Audio formats

The audio you provide in RecognitionRequest must be a raw, headerless monophonic (single-channel) stream of audio samples in one of the following formats. Before sending the audio, set the codec and sampling rate in the mandatory RecognitionParameters: AudioFormat.

List of supported audio formats
Audio format Mime type
Linear PCM, 16 bit, signed little-endian, 8 kHz audio/L16;rate=8000 (default) audio/x-raw;format=S16LE;rate=8000
Linear PCM, 16 bit, signed little-endian, 16 kHz audio/L16;rate=16000 audio/x-raw;format=S16LE;rate=16000
ยต-law, 8-bit, 8 kHz audio/basic;rate=8000
A-law, 8 bit, 8 kHz audio/x-alaw-basic;rate=8000
Ogg-encapsulated Opus, 8 kHz audio/ogg audio/ogg; codecs=opus audio/ogg; rate=8000 audio/ogg; codecs=opus; rate=8000
Ogg-encapsulated Opus, 16 kHz audio/ogg; rate=16000 audio/ogg; codecs=opus; rate=16000
Raw Opus, 8 kHz audio/opus; rate=8000 audio/opus; rate=8000; preskip=x
Raw Opus, 16 kHz audio/opus; rate=16000 audio/opus; rate=16000; preskip=x
Not supported audio/ogg; codecs=vorbis

x is the number of samples (at 48 kHz) to pre-skip in the raw Opus audio.

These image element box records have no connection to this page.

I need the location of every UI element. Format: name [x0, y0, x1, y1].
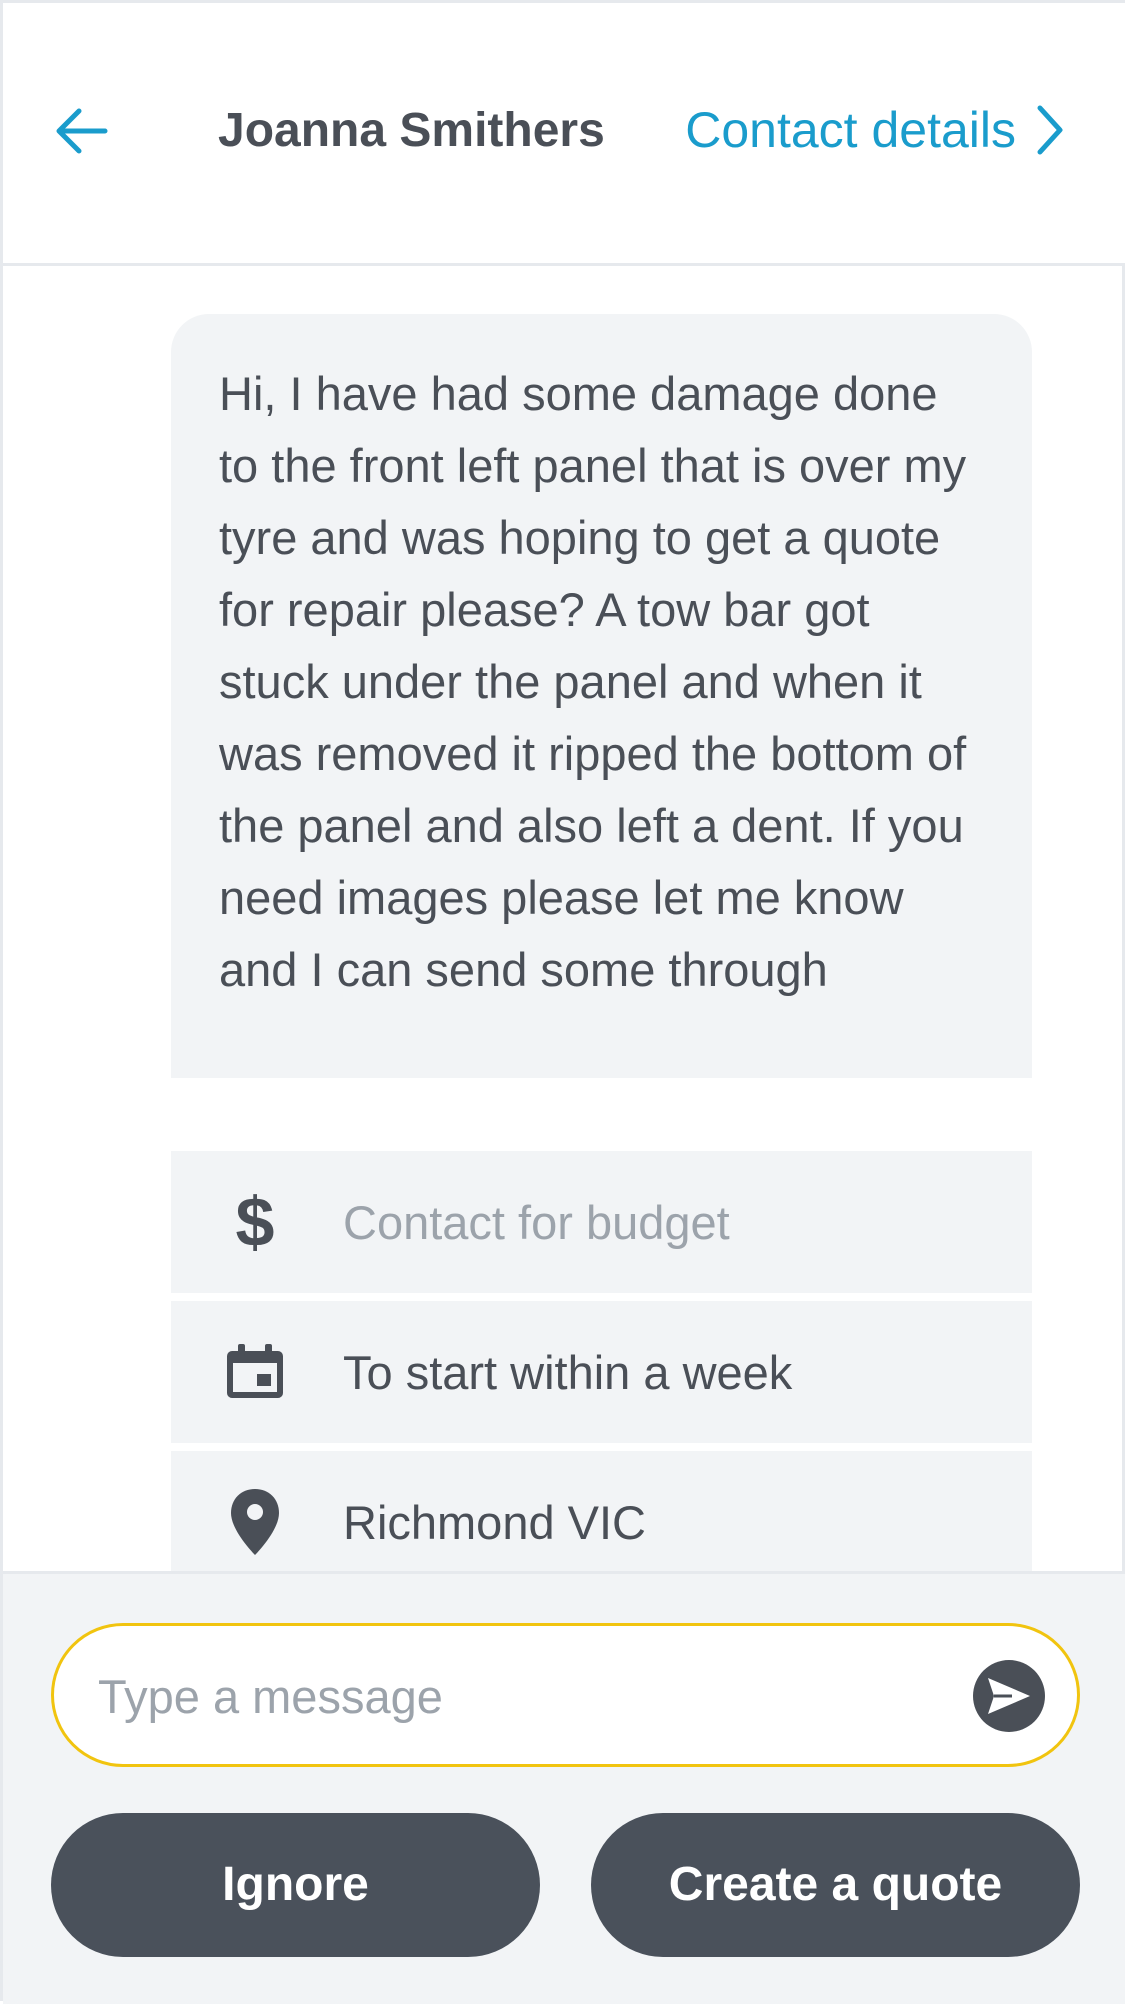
timing-row: To start within a week — [171, 1301, 1032, 1443]
message-input[interactable] — [98, 1656, 898, 1736]
message-composer — [51, 1623, 1080, 1767]
location-label: Richmond VIC — [343, 1495, 646, 1549]
budget-row: $ Contact for budget — [171, 1151, 1032, 1293]
back-button[interactable] — [51, 101, 121, 171]
contact-details-label: Contact details — [685, 102, 1016, 158]
send-icon — [988, 1678, 1030, 1714]
page-title: Joanna Smithers — [218, 104, 605, 157]
chevron-right-icon — [1037, 105, 1063, 155]
budget-label: Contact for budget — [343, 1195, 730, 1249]
timing-label: To start within a week — [343, 1345, 793, 1399]
ignore-button[interactable]: Ignore — [51, 1813, 540, 1957]
location-pin-icon — [215, 1487, 295, 1557]
contact-details-link[interactable]: Contact details — [685, 101, 1066, 159]
header-bar: Joanna Smithers Contact details — [3, 3, 1125, 266]
arrow-left-icon — [56, 108, 108, 154]
message-bubble: Hi, I have had some damage done to the f… — [171, 314, 1032, 1078]
conversation-screen: Joanna Smithers Contact details Hi, I ha… — [0, 0, 1125, 2004]
send-button[interactable] — [973, 1660, 1045, 1732]
dollar-symbol: $ — [235, 1183, 275, 1261]
calendar-icon — [215, 1343, 295, 1401]
create-quote-button[interactable]: Create a quote — [591, 1813, 1080, 1957]
composer-footer: Ignore Create a quote — [3, 1571, 1125, 2004]
dollar-icon: $ — [215, 1182, 295, 1262]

ASRaaS supports the Opus audio format, either raw Opus (RFC 6716) or Ogg-encapsulated Opus (RFC 7845). The recommended encoder settings for Opus for speech recognition are:

  • Sampling rate: 16 kHz
  • Complexity: 3
  • Bitrate: 28kbps recommended (20 kbps minimum)
  • Bitrate type: VBR (variable bitrate) or CBR (constant bitrate)
  • Packet length: 20ms
  • Encoder mode: SILK only mode
  • With Ogg encapsulation, the maximum Ogg container delay must be <= 100 ms

Please note that Opus is a lossy codec, so you should not expect recognition results to be identical to those obtained with PCM audio.